Some early stories from the Bible and Apocrypha don’t fulfill the devil’s contract. For instance, Jesus wandered 40 days in the wilderness and rejected the devil’s tests. Simon Magus—a sorcerer who bewitched the people of Samaria—listened to Philip the Evangelist preach, believed, and was baptized. But when Simon saw the apostles laying on of hands, he wanted to buy that power, but was denied. Author Ed Simon uses these stories to set up the next stage.
During the Inquisitions and subsequent witch trials, interrogators steeped in demonology coerced victims under torture to claim relationships with the devil. That contract needed a name. So, in the late 16th century, German alchemist and sorcerer Johann Faust went from folk legend to the archetype of one who sold his soul to the devil. His supposed deed influenced writers, artists, musicians, and more. In fact, Simon even gets into a groove where his phraseology changes, skipping over verbs, waxing lyrical.
And then he comes crashing down. By chapter 10, Simon inserts his 21st century ideals onto 17th century life in the New World when writing about the 1692 Salem witch trials. He also, like many high school English teachers, gets caught up in Arthur Miller’s 1953 play, The Crucible, which rewrites actual history into a story of an affair that never happened.
Simon then trounces the Puritans and their Calvinist religion hard, with their theft of native lands, slavery, misogyny, and belief in predestination. Here, he believes that the Faustian bargain is written in the town charters, not between, say, the devil and an accused witch.

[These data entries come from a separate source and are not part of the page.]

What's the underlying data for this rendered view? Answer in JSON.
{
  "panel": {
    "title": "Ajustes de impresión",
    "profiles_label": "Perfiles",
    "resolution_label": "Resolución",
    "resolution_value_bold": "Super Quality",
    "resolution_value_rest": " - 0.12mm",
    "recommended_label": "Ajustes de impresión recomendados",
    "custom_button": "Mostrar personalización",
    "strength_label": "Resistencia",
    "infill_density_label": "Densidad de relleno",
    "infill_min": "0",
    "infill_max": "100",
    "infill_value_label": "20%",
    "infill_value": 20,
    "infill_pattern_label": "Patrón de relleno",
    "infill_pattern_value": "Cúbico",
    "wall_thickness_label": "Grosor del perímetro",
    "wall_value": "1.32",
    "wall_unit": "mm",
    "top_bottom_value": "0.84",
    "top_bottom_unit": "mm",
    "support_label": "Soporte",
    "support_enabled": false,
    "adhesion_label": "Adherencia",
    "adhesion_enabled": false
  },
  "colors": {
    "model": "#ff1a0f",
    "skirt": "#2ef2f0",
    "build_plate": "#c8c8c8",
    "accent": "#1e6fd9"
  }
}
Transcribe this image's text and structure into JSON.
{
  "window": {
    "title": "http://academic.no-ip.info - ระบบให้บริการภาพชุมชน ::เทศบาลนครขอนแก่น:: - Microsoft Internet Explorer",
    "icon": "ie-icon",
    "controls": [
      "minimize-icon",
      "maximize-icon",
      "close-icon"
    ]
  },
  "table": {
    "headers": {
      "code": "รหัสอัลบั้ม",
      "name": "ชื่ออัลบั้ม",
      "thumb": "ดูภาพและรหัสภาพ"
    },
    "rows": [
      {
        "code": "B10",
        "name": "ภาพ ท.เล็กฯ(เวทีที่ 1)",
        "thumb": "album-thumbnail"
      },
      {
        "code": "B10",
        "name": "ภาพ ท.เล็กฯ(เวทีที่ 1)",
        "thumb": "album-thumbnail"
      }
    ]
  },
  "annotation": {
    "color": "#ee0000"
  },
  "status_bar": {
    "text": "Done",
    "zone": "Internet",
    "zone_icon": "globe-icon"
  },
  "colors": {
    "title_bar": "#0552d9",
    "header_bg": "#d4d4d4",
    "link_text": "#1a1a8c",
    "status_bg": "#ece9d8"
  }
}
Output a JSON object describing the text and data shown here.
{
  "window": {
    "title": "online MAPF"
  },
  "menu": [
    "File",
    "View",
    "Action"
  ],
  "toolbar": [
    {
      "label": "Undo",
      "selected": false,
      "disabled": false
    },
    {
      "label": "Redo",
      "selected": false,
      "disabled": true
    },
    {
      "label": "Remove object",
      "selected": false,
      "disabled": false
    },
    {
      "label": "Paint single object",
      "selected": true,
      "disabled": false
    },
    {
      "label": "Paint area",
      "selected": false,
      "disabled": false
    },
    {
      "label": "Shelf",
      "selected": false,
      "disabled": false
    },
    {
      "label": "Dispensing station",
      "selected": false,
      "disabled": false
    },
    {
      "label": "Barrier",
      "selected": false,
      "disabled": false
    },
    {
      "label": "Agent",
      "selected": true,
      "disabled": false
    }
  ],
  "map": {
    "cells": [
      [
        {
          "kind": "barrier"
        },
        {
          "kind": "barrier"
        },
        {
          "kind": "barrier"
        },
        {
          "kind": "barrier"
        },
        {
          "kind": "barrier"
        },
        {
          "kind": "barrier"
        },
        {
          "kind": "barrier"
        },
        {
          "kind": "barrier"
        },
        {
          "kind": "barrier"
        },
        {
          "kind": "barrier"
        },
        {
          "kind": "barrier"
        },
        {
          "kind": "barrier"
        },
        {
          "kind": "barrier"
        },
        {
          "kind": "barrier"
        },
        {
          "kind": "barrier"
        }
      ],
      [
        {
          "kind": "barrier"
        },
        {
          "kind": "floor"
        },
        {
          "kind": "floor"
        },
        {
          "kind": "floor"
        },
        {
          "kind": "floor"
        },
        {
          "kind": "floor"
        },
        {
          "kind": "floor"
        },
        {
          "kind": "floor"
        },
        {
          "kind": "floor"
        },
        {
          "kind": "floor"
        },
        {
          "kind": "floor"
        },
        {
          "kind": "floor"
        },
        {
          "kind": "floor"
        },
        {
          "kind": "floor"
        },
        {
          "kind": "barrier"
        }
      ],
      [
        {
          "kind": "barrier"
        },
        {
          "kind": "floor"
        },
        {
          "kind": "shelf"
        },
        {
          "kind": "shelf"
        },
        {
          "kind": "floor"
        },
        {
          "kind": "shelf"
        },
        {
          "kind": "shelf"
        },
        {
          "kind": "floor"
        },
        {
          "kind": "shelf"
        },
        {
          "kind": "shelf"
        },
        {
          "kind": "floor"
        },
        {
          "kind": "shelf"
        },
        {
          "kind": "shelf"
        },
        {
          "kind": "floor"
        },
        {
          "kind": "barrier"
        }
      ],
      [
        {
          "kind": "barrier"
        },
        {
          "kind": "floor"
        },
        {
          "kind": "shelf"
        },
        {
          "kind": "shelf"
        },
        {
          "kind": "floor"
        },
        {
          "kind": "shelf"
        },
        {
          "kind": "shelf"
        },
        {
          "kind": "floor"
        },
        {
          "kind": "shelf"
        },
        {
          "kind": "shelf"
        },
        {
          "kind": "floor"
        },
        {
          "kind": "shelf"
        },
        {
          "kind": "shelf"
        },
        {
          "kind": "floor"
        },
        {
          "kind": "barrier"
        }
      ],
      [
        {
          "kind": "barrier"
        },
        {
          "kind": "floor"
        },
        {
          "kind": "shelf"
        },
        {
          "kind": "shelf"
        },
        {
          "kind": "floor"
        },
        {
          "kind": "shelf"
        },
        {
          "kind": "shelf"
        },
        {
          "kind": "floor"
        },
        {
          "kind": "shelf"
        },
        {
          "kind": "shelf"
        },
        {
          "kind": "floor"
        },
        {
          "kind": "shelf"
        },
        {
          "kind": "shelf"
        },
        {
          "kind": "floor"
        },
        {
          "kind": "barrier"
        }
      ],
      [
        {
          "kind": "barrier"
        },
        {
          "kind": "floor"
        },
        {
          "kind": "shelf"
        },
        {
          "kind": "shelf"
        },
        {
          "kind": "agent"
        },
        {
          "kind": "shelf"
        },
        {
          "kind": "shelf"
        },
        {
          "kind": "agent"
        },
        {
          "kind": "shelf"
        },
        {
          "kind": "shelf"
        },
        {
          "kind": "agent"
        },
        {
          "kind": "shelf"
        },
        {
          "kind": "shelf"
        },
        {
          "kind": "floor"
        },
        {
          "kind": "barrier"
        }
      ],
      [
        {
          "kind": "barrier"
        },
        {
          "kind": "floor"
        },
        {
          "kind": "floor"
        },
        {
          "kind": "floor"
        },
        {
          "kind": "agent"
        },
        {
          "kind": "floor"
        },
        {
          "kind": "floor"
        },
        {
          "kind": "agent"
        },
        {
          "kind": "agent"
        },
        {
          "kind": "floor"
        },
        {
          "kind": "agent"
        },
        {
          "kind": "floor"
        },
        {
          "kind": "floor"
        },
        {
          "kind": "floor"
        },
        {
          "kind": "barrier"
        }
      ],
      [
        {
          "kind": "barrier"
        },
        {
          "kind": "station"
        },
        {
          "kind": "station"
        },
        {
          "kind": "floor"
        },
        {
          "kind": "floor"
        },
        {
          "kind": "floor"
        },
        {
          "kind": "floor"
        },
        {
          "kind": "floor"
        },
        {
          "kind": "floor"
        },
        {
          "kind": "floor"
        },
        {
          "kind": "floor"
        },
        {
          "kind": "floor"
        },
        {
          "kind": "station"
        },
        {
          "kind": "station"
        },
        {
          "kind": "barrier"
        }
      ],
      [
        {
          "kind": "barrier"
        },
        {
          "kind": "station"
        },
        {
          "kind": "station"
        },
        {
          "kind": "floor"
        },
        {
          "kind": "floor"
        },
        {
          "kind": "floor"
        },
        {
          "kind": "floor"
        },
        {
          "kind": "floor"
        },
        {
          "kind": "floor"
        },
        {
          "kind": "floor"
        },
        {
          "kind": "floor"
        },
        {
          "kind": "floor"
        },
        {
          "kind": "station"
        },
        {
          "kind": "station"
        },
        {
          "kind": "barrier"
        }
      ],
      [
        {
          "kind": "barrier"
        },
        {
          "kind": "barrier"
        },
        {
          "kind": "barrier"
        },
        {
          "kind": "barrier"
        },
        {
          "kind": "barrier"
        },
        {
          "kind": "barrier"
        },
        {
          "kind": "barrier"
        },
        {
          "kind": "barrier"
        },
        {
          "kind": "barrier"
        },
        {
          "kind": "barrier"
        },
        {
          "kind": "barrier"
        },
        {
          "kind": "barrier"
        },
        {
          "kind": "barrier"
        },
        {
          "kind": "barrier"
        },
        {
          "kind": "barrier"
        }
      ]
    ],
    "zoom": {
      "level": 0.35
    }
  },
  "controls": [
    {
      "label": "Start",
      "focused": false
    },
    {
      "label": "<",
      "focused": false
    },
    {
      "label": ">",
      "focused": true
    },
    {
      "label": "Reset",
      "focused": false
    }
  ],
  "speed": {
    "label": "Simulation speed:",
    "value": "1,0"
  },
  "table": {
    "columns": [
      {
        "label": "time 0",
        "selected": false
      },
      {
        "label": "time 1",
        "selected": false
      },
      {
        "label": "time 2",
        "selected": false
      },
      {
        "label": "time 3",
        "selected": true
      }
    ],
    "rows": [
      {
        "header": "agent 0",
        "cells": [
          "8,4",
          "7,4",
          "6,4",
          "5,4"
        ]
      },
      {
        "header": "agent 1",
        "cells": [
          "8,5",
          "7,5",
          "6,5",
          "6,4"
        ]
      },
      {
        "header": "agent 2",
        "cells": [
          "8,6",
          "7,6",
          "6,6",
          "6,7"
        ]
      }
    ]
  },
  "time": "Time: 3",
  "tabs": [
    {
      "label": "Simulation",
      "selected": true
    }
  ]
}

Curiously, though, by the third generation—around the time of the witch trials—many Massachusetts Bay people were moving away from Calvinism, forcing religious leaders to compromise with the Halfway Covenant and other religious principles. Plus, the dying off of the older generations—like Judge William Stoughton—also made way for more liberal ideas and beliefs, leading to another revolt of “no taxation without representation.”
But Simon doesn’t acknowledge that progress and holds Salem—not Boston, New York City, or Los Angeles—accountable for turning the United States into a Faustian Republic. Then he closes his diatribe with another religious metaphor, the Apocalypse.
Devil’s Contract begins with a journey through the Arts, then takes a wild hairpin turn. Halfway through, it’s as if Simon had a dark epiphany that changed the direction of his writing. It’s unsettling. And maybe that’s the point.